O réu Loiri, em seu interrogatório (fls. 142/144), asseverou que efetivamente recebeu os valores declinados na denúncia, juntamente com o correu Lori. Contudo, atuando como "olheiro" da empresa "Táxi Model", prestou o serviço a que se comprometera, ministrando cursos de modelos e abordando temas atinentes à profissão. Referiu que levaria os candidatos para a cidade de São Paulo/SP, onde fariam um "book" fotográfico com a finalidade de ingressar os postulantes a modelo no mercado de trabalho.

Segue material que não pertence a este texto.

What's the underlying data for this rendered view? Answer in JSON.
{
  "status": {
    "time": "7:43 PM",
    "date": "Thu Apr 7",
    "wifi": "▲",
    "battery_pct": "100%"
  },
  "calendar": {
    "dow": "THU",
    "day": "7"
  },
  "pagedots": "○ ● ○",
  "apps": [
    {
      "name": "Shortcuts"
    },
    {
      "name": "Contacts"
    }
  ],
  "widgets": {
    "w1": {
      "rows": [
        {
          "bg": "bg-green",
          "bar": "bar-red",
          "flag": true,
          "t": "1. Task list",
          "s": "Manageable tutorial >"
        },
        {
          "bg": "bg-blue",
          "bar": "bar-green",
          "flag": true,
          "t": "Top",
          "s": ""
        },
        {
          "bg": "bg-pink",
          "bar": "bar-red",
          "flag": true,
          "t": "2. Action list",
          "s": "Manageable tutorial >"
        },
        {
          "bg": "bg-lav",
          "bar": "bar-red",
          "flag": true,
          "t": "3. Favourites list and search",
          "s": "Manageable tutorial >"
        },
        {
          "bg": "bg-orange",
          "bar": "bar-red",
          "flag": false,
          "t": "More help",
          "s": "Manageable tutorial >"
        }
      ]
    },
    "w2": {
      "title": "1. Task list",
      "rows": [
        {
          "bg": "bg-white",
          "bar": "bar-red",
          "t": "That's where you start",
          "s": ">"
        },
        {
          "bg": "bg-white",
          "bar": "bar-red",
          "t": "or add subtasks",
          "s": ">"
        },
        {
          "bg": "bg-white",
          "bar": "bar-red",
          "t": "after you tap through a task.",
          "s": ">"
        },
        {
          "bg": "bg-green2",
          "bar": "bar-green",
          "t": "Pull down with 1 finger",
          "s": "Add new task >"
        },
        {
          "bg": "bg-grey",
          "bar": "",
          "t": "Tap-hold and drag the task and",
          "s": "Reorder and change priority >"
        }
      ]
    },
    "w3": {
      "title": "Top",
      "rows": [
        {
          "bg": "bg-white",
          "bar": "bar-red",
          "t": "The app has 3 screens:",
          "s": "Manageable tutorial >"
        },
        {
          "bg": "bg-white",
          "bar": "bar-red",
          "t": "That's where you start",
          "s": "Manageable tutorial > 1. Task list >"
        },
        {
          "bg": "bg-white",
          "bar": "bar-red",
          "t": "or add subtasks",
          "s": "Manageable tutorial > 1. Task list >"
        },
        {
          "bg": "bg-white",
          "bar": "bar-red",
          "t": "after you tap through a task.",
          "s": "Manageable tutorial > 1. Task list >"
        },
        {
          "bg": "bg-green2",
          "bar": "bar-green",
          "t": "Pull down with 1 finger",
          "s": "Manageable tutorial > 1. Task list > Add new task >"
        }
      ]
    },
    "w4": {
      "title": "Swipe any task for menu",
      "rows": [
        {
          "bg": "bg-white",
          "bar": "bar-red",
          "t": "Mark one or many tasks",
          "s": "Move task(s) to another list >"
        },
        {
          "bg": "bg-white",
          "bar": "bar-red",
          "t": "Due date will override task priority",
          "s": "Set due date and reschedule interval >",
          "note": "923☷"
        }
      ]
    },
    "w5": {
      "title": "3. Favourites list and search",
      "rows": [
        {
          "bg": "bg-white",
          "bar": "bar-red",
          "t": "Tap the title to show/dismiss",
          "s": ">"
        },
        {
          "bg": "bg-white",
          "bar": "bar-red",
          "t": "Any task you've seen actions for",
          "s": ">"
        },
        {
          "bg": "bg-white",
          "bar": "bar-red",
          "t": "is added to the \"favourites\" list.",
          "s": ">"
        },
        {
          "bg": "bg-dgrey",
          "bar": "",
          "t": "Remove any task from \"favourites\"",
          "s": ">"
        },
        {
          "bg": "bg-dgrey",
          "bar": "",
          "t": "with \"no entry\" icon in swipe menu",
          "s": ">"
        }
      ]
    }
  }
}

Sustentou que tal escolha não cabia à sua pessoa, sendo da esfera de responsabilidade da agência "Táxi Model". Em relação às vítimas Valmor e Eduardo, bem como às suas filhas, disse que não pôde cumprir com o acordado porque, na ocasião da primeira viagem marcada para São Paulo/SP, Valmor e Eduardo estavam envolvidos com a safra de figo e não poderiam acompanhar suas filhas na viagem. Sustentou que tentou "encaixá-los" numa próxima viagem, não o fazendo, contudo, pelo fato de a empresa "Táxi Model" ter falido. Referiu que o contrato assinado entre as partes não previa a devolução do dinheiro alcançado em caso de desistência dos contratantes. No que toca às vítimas Maria e Germano, referiu que levou o neto de Maria, Heryck, bem como as filhas de Germano, Luana e Denise, até São Paulo/SP, como pactuado, onde realizaram sessão fotográfica, não fazendo a entrega do material em decorrência da ter ocorrido da falência da empresa "Táxi Model". Disse, ainda, que procurou a proprietária da referida empresa na tentativa de obter o material fotográfico, não logrando êxito, contudo, no seu desiderato.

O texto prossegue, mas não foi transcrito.